It's a terrifying time: The president of the United States has been granted legal authority to hold anyone deemed a threat to the nation indefinitely, without trial, and even to order the assassination of U.S. citizens. In Congress, some legislators have seriously discussed the possibility of turning off the Internet in the name of national security. Reports surface daily of innocents kidnapped by U.S. agents and tortured in secret military prisons. And that's just this morning's RSS feed.
In The North Plan, playwright Jason Wells takes the unchecked growth of America's security-surveillance-detention complex to its worst possible conclusion, as the U.S. government is torn asunder by a military coup and the flag-waving goons behind it begin rounding up anyone who might be a threat to the regime. The only hope for the future is a single State Department employee (Brian Patrick Monahan), who's ready to go public with the enemies list. But he's stuck in a small-town jail, and his only hope is the foulmouthed redneck waitress (Kate Eastwood Norris) he begs to sneak the list out from under the noses of a pair of Homeland Security thugs and expose the plan.
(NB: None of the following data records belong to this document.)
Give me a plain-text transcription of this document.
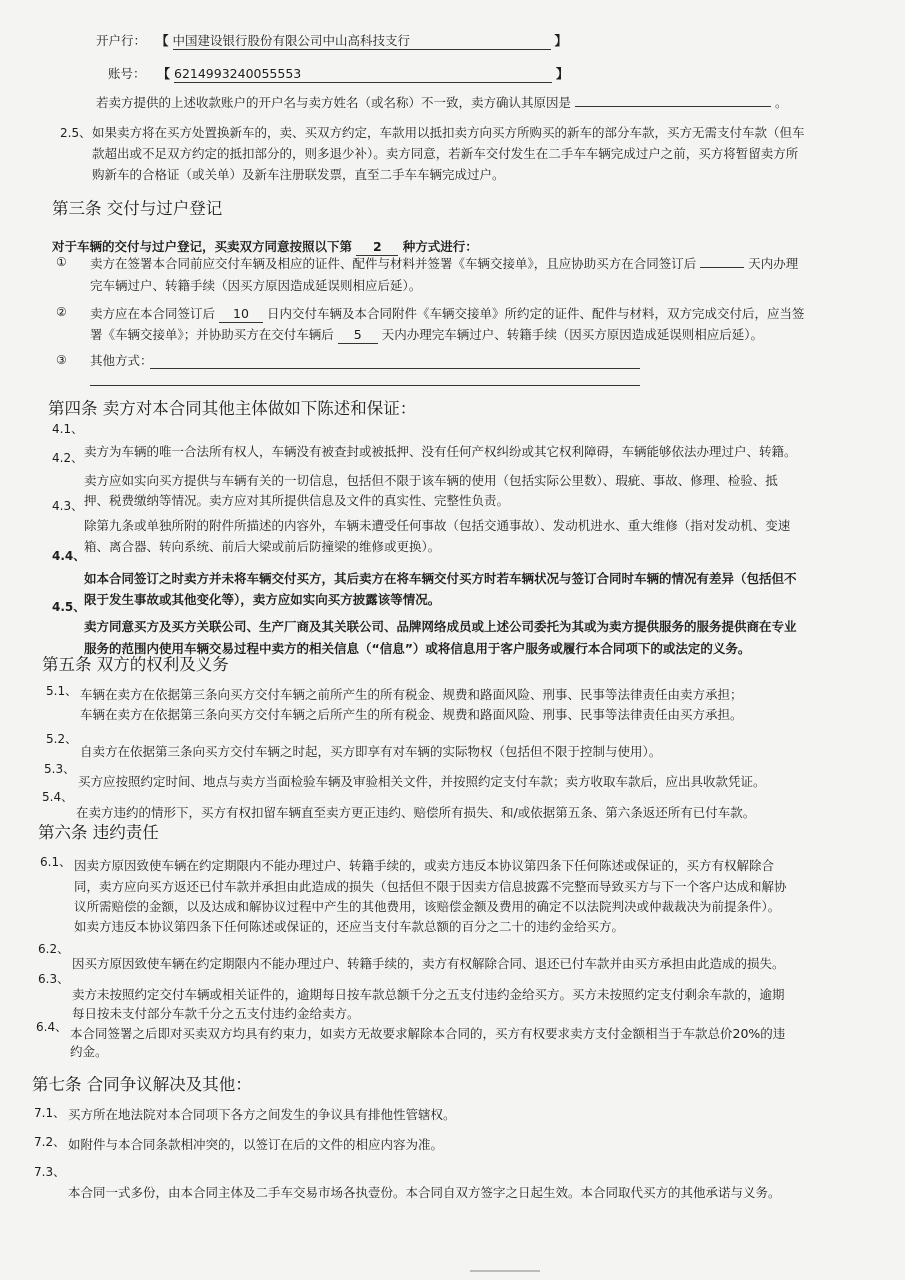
开户行： 【 中国建设银行股份有限公司中山高科技支行	】
账号： 【 6214993240055553	】
若卖方提供的上述收款账户的开户名与卖方姓名（或名称）不一致，卖方确认其原因是	。
2.5、 如果卖方将在买方处置换新车的，卖、买双方约定，车款用以抵扣卖方向买方所购买的新车的部分车款，买方无需支付车款（但车
款超出或不足双方约定的抵扣部分的，则多退少补）。卖方同意，若新车交付发生在二手车车辆完成过户之前，买方将暂留卖方所
购新车的合格证（或关单）及新车注册联发票，直至二手车车辆完成过户。
第三条 交付与过户登记
对于车辆的交付与过户登记，买卖双方同意按照以下第 2 种方式进行：
① 卖方在签署本合同前应交付车辆及相应的证件、配件与材料并签署《车辆交接单》，且应协助买方在合同签订后	天内办理
完车辆过户、转籍手续（因买方原因造成延误则相应后延）。
② 卖方应在本合同签订后 10 日内交付车辆及本合同附件《车辆交接单》所约定的证件、配件与材料，双方完成交付后，应当签
署《车辆交接单》；并协助买方在交付车辆后 5 天内办理完车辆过户、转籍手续（因买方原因造成延误则相应后延）。
③ 其他方式：
第四条 卖方对本合同其他主体做如下陈述和保证：
4.1、
卖方为车辆的唯一合法所有权人，车辆没有被查封或被抵押、没有任何产权纠纷或其它权利障碍，车辆能够依法办理过户、转籍。
4.2、
卖方应如实向买方提供与车辆有关的一切信息，包括但不限于该车辆的使用（包括实际公里数）、瑕疵、事故、修理、检验、抵
押、税费缴纳等情况。卖方应对其所提供信息及文件的真实性、完整性负责。
4.3、
除第九条或单独所附的附件所描述的内容外，车辆未遭受任何事故（包括交通事故）、发动机进水、重大维修（指对发动机、变速
箱、离合器、转向系统、前后大梁或前后防撞梁的维修或更换）。
4.4、
如本合同签订之时卖方并未将车辆交付买方，其后卖方在将车辆交付买方时若车辆状况与签订合同时车辆的情况有差异（包括但不
限于发生事故或其他变化等），卖方应如实向买方披露该等情况。
4.5、
卖方同意买方及买方关联公司、生产厂商及其关联公司、品牌网络成员或上述公司委托为其或为卖方提供服务的服务提供商在专业
服务的范围内使用车辆交易过程中卖方的相关信息（“信息”）或将信息用于客户服务或履行本合同项下的或法定的义务。
第五条 双方的权利及义务
5.1、 车辆在卖方在依据第三条向买方交付车辆之前所产生的所有税金、规费和路面风险、刑事、民事等法律责任由卖方承担；
车辆在卖方在依据第三条向买方交付车辆之后所产生的所有税金、规费和路面风险、刑事、民事等法律责任由买方承担。
5.2、
自卖方在依据第三条向买方交付车辆之时起，买方即享有对车辆的实际物权（包括但不限于控制与使用）。
5.3、
买方应按照约定时间、地点与卖方当面检验车辆及审验相关文件，并按照约定支付车款；卖方收取车款后，应出具收款凭证。
5.4、
在卖方违约的情形下，买方有权扣留车辆直至卖方更正违约、赔偿所有损失、和/或依据第五条、第六条返还所有已付车款。
第六条 违约责任
6.1、 因卖方原因致使车辆在约定期限内不能办理过户、转籍手续的，或卖方违反本协议第四条下任何陈述或保证的，买方有权解除合
同，卖方应向买方返还已付车款并承担由此造成的损失（包括但不限于因卖方信息披露不完整而导致买方与下一个客户达成和解协
议所需赔偿的金额，以及达成和解协议过程中产生的其他费用，该赔偿金额及费用的确定不以法院判决或仲裁裁决为前提条件）。
如卖方违反本协议第四条下任何陈述或保证的，还应当支付车款总额的百分之二十的违约金给买方。
6.2、
因买方原因致使车辆在约定期限内不能办理过户、转籍手续的，卖方有权解除合同、退还已付车款并由买方承担由此造成的损失。
6.3、
卖方未按照约定交付车辆或相关证件的，逾期每日按车款总额千分之五支付违约金给买方。买方未按照约定支付剩余车款的，逾期
每日按未支付部分车款千分之五支付违约金给卖方。
6.4、 本合同签署之后即对买卖双方均具有约束力，如卖方无故要求解除本合同的，买方有权要求卖方支付金额相当于车款总价20%的违
约金。
第七条 合同争议解决及其他：
7.1、 买方所在地法院对本合同项下各方之间发生的争议具有排他性管辖权。
7.2、 如附件与本合同条款相冲突的，以签订在后的文件的相应内容为准。
7.3、
本合同一式多份，由本合同主体及二手车交易市场各执壹份。本合同自双方签字之日起生效。本合同取代买方的其他承诺与义务。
The North Plan is light entertainment at heart, leaning on creaky stereotypes and well-timed vulgarity for laughs and textbook thriller tropes for tension. All that elevates it above a Steven Soderbergh-directed Greater Tuna, besides Norris' endless bouncy energy and Tim True's spot-on performance as a small-town cop, is its awful plausibility. Like The Manchurian Candidate or Three Days of the Condor, Wells' drama is, right up to its abrupt and ambiguous conclusion, an escapist fantasy with no escape. You should leave the theater worried.
But you won't get any hint of that from Portland Center Stage, which has included in the show's program a frivolous essay on famous conspiracy theories that compares the play's authoritarian machinations to Roswell and the faked moon landing. It's as though Stanley Kubrick had kicked off Dr. Strangelove with a friendly ICBM puppet reminding us that nuclear annihilation isn't really likely. Not only is the frivolous tone unfair to the playwright, it's a dereliction of political responsibility.